1. Inzicht in de basis
* sluitertijd: De hoeveelheid tijd dat de sluiter van de camera open blijft, waardoor de sensor aan het licht wordt blootgesteld. Langzamere sluitertijden (bijv. 1/30 van een seconde of langzamer) laten meer licht in en vangingsbeweging als vervaging.
* diafragma: De opening in de lens die de hoeveelheid licht regelt die de camera binnenkomt. Een breder diafragma (kleiner F-nummer zoals f/2.8) laat meer licht binnen, zorgt voor een ondieper scherptediepte (wazige achtergrond).
* ISO: De gevoeligheid van de sensor van uw camera om te licht.

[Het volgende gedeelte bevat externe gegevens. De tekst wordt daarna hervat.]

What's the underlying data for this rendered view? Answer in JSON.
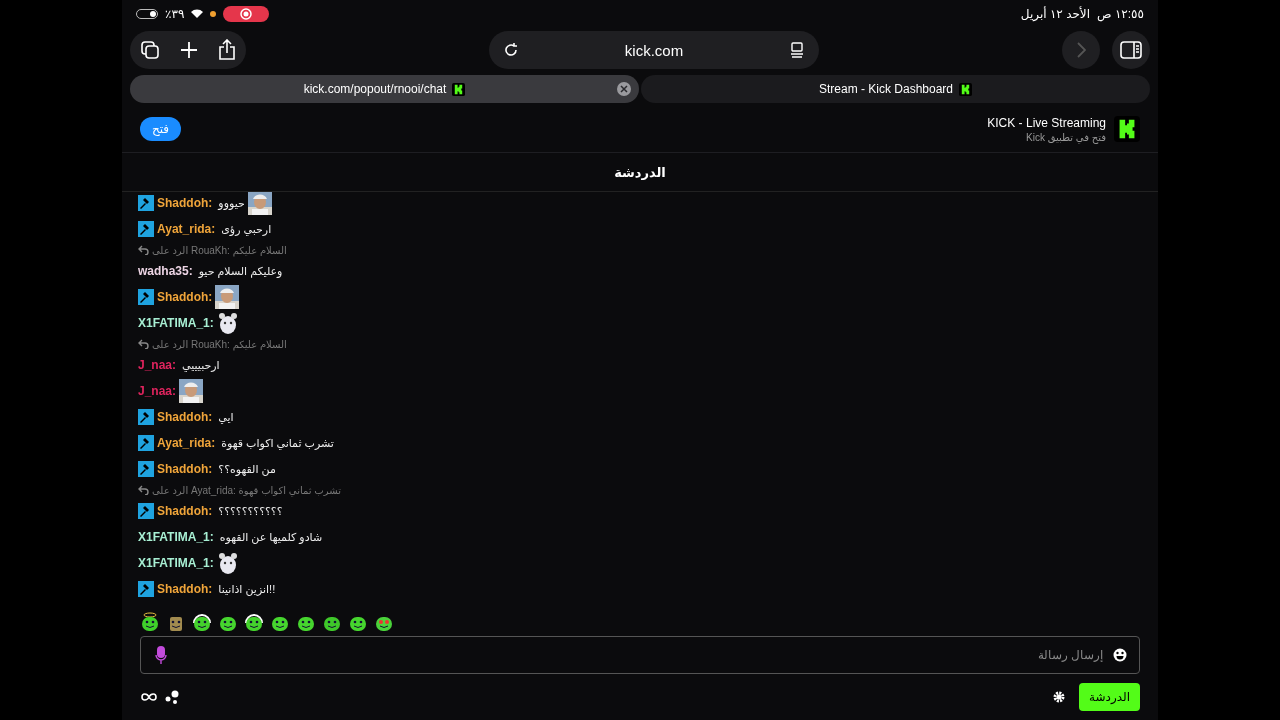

Hogere ISO-waarden worden gebruikt in situaties met weinig licht, maar kunnen ruis (graan) in de afbeelding introduceren.

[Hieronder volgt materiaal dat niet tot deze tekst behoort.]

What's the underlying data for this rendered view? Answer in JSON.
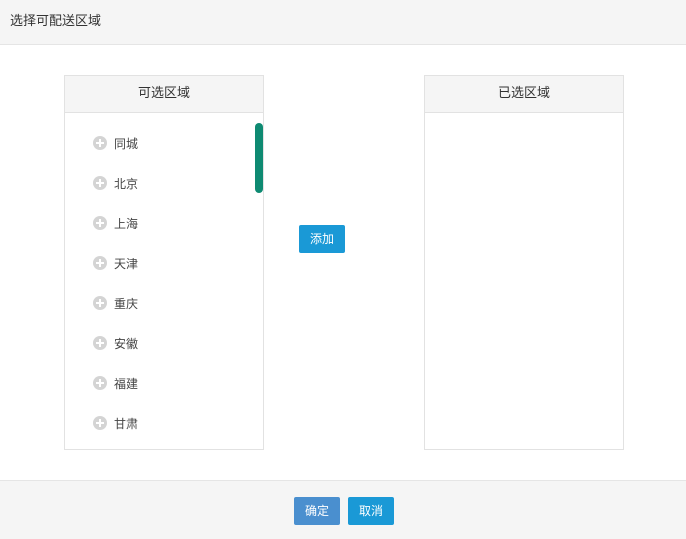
{
  "dialog": {
    "title": "选择可配送区域"
  },
  "available_panel": {
    "title": "可选区域",
    "items": [
      {
        "label": "同城"
      },
      {
        "label": "北京"
      },
      {
        "label": "上海"
      },
      {
        "label": "天津"
      },
      {
        "label": "重庆"
      },
      {
        "label": "安徽"
      },
      {
        "label": "福建"
      },
      {
        "label": "甘肃"
      }
    ]
  },
  "selected_panel": {
    "title": "已选区域",
    "items": []
  },
  "actions": {
    "add_label": "添加"
  },
  "footer": {
    "confirm_label": "确定",
    "cancel_label": "取消"
  },
  "colors": {
    "primary_button": "#1a99d6",
    "confirm_button": "#4a8fcf",
    "scrollbar_thumb": "#0e8a72"
  },
  "icons": {
    "item_icon": "plus-circle-icon"
  }
}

* Motion Blur: Het effect van een bewegend object dat in een afbeelding vervaagt vanwege de camera die zijn beweging vastlegt tijdens de belichting.
* omgevingslicht: Het bestaande licht in de scène (zonlicht, binnenverlichting, enz.)
2. Uitrusting die je nodig hebt
* DSLR of spiegelloze camera: Een camera met handmatige bedieningselementen voor sluitertijd, diafragma en ISO is essentieel.
* lens: Een lens met een breed diafragma (f/2.8 of breder) is nuttig om meer licht binnen te laten, vooral in dimmer omstandigheden en voor ondiepe scherptediepte. Een prime lens (zoals een 50 mm of 85 mm) is een goede keuze.
* statief (cruciaal voor bepaalde technieken): Een statief is cruciaal wanneer u een deel van de scène scherp wilt houden terwijl u het onderwerp of de camerabeweging vervaagt.
* externe flits (optioneel maar sterk aanbevolen): Door een flitser te gebruiken, kunt u uw onderwerp bevriezen terwijl de achtergrond vervaagt. Dit geeft een scherp portret met wazige beweging.
* Neutrale dichtheid (ND) filter (optioneel): Een ND -filter vermindert de hoeveelheid licht die de lens binnengaat, waardoor u lagere sluitertijden kunt gebruiken in heldere omstandigheden zonder de afbeelding te veel te blootstellen.
3. Het schot instellen
* Kies uw onderwerp: Een persoon natuurlijk. Overweeg hun houding en bewegingspotentieel (hun hoofd draaien, hun haar wervelen, dansen, enz.).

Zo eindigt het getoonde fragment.